Anonymous wrote:I don't know that I really agree with this line of thinking. Maybe my husband is more..malleable than many men? I wouldn't have thought so but my take on this kind of thing is that bottom line, I don't take crap. I deserve to be treated a certain way and I am going to get that treatment.
When we were first married, he did that thing many men do where they go to the grocery store and came back with a bunch of junk. Unh uh, sorry, your ass is going back to the store to get the real food we need. And yes I will ridicule you because you deserve to be. Thirty years old and you can't scan the cupboards to see what we need? Fucking no. He leaves his dirty dishes by the sink for me to clean or whiskers in the sink? I'm not your fucking maid, this is unacceptable, clean them now before you go to work. You thought I was going to do all the night wakings and take care of the kid by myself while you "baby sit" some times? No fucking way, I will divorce your ass over this. You're going to tell me you'll do some house project so we don't have to waste money on hiring it out but then not do it? Yeah I will inform you how childish and irresponsible that type of behavior. I'm not going to play nice about bullshit like that. Point blank, if you want to be with me, you will treat me the way I want.
We've been married over ten years, together for 15, and I've basically turned him into the husband and father I wanted for myself and my children. Don't take crap, ladies. You're better than that.

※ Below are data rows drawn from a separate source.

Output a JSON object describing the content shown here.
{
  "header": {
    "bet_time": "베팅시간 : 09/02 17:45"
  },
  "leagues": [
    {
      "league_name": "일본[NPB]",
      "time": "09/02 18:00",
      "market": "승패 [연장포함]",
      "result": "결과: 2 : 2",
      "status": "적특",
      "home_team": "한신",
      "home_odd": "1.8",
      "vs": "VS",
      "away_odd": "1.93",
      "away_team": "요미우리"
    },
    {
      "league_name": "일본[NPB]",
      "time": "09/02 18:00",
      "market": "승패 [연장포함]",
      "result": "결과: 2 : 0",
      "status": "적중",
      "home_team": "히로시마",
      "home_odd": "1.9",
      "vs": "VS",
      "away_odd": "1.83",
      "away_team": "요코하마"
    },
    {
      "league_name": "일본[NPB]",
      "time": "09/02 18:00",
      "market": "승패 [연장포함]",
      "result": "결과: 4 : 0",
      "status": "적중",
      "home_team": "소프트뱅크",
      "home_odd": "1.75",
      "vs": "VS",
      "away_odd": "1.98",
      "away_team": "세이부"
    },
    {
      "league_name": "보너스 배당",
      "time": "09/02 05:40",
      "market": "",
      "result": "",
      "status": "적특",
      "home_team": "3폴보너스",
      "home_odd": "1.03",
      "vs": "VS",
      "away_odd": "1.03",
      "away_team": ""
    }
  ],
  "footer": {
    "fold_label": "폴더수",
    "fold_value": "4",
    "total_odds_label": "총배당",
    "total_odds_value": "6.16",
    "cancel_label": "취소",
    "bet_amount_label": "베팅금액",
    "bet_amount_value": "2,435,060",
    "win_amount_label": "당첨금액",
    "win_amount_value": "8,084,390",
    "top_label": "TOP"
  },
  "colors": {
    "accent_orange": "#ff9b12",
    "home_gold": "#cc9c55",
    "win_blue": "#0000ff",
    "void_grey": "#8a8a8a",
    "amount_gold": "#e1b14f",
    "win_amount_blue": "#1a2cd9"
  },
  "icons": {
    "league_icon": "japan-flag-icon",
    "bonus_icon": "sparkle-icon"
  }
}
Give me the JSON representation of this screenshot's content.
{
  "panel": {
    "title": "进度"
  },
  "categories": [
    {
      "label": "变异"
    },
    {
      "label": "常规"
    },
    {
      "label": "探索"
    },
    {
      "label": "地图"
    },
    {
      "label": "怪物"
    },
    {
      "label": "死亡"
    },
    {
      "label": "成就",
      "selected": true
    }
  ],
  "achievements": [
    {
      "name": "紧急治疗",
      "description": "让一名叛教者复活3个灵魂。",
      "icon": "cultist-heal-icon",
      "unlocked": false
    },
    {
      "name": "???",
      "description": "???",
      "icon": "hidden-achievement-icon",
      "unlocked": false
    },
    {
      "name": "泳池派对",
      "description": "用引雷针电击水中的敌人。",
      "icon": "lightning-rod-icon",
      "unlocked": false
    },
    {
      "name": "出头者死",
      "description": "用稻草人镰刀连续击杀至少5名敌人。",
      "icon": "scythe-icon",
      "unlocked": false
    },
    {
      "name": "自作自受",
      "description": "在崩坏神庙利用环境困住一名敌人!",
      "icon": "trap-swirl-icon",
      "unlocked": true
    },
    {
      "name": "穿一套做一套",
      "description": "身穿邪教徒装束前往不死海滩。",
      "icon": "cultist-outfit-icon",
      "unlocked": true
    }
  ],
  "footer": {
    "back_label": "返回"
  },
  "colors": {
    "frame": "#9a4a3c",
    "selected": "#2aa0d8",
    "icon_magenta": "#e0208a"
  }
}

Anonymous wrote:I don't know that I really agree with this line of thinking. Maybe my husband is more..malleable than many men? I wouldn't have thought so but my take on this kind of thing is that bottom line, I don't take crap. I deserve to be treated a certain way and I am going to get that treatment.
When we were first married, he did that thing many men do where they go to the grocery store and came back with a bunch of junk. Unh uh, sorry, your ass is going back to the store to get the real food we need. And yes I will ridicule you because you deserve to be. Thirty years old and you can't scan the cupboards to see what we need? Fucking no. He leaves his dirty dishes by the sink for me to clean or whiskers in the sink? I'm not your fucking maid, this is unacceptable, clean them now before you go to work. You thought I was going to do all the night wakings and take care of the kid by myself while you "baby sit" some times? No fucking way, I will divorce your ass over this. You're going to tell me you'll do some house project so we don't have to waste money on hiring it out but then not do it? Yeah I will inform you how childish and irresponsible that type of behavior. I'm not going to play nice about bullshit like that. Point blank, if you want to be with me, you will treat me the way I want.

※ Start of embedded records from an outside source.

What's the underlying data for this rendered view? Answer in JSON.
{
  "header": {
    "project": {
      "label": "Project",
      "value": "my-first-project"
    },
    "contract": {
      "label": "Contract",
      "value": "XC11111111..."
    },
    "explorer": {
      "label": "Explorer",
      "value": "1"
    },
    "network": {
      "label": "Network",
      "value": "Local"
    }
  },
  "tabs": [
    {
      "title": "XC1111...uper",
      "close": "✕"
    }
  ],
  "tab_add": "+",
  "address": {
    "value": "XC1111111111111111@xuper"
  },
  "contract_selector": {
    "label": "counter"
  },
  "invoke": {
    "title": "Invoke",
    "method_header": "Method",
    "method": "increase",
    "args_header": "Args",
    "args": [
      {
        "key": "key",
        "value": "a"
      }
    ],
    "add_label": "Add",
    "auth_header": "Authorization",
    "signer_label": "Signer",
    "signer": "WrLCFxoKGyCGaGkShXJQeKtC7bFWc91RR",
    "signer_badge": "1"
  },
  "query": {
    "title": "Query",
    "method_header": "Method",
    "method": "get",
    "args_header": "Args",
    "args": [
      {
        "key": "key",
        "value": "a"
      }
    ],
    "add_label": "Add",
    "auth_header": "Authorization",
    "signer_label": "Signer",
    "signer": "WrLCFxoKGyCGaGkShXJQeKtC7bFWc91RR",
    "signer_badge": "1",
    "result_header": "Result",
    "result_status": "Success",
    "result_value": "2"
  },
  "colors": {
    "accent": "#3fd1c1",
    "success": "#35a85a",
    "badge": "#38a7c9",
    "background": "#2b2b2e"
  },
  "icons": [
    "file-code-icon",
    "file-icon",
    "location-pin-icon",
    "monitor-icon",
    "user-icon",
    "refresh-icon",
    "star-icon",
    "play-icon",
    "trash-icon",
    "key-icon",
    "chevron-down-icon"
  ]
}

We've been married over ten years, together for 15, and I've basically turned him into the husband and father I wanted for myself and my children. Don't take crap, ladies. You're better than that.

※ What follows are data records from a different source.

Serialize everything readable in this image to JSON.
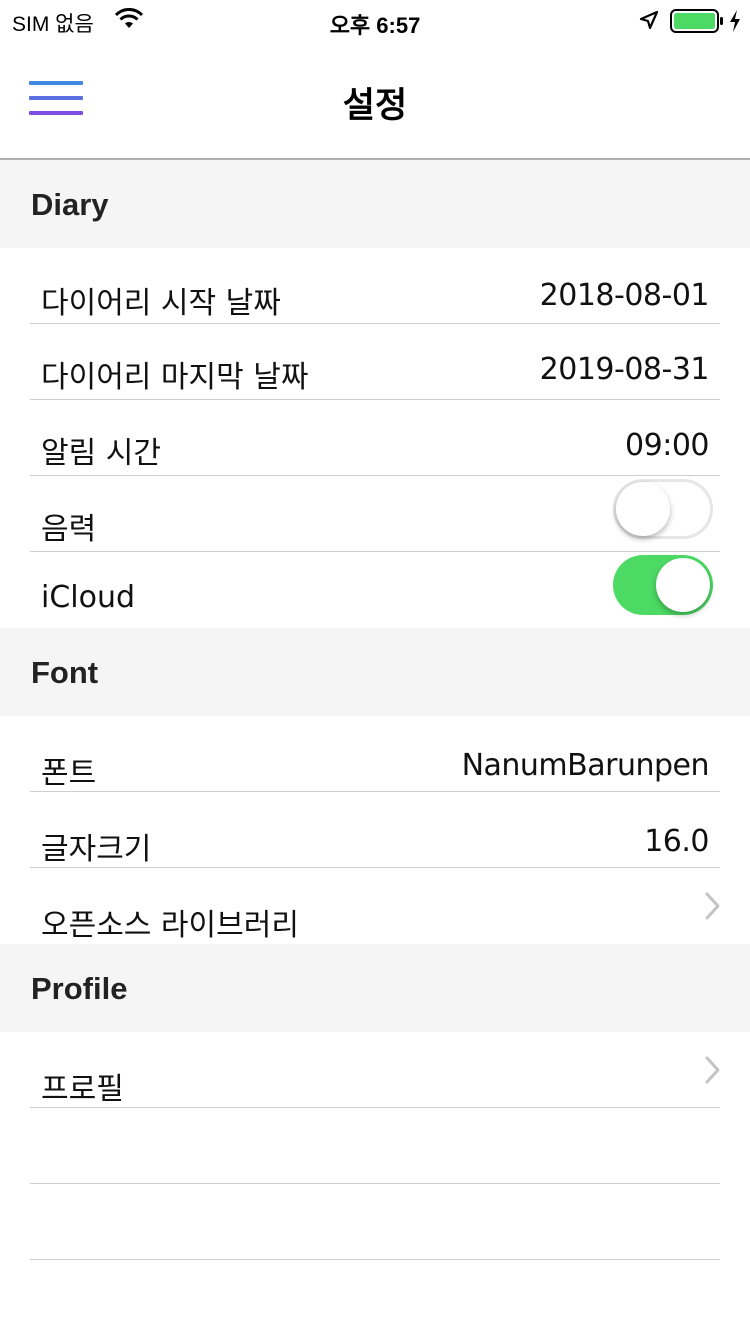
{
  "status": {
    "carrier": "SIM 없음",
    "time": "오후 6:57",
    "battery_color": "#4cd964"
  },
  "nav": {
    "title": "설정",
    "menu_icon": "hamburger-menu-icon",
    "menu_colors": [
      "#3f8ae0",
      "#5a6fe2",
      "#7b4fe6"
    ]
  },
  "sections": {
    "diary": {
      "header": "Diary",
      "start_date": {
        "label": "다이어리 시작 날짜",
        "value": "2018-08-01"
      },
      "end_date": {
        "label": "다이어리 마지막 날짜",
        "value": "2019-08-31"
      },
      "alarm_time": {
        "label": "알림 시간",
        "value": "09:00"
      },
      "lunar": {
        "label": "음력",
        "toggle": false
      },
      "icloud": {
        "label": "iCloud",
        "toggle": true
      }
    },
    "font": {
      "header": "Font",
      "font_name": {
        "label": "폰트",
        "value": "NanumBarunpen"
      },
      "font_size": {
        "label": "글자크기",
        "value": "16.0"
      },
      "open_source": {
        "label": "오픈소스 라이브러리"
      }
    },
    "profile": {
      "header": "Profile",
      "profile_item": {
        "label": "프로필"
      }
    }
  },
  "colors": {
    "toggle_on": "#4cd964",
    "section_bg": "#f5f5f5"
  }
}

Anonymous wrote:I agree this is a super interesting thread.
So, on some level this is basically what I (and my husband, for that matter) do -- but not from a position of prior conflict or unhappiness. We love each other and get along well and enjoy each other's company. But we're both pretty self sufficient, and we don't particularly depend on each other for our own happiness. If he wants to do something that I don't, or vice versa, no big deal. We spend a lot of time in the same space but doing separate things. We make major decisions jointly, but I don't spend a lot of time seeking his approval and he doesn't seek mine either. We do what makes us happy. For us, the big challenge is making the time/effort to connect with each other, because we're both inclined to drift into our own orbits.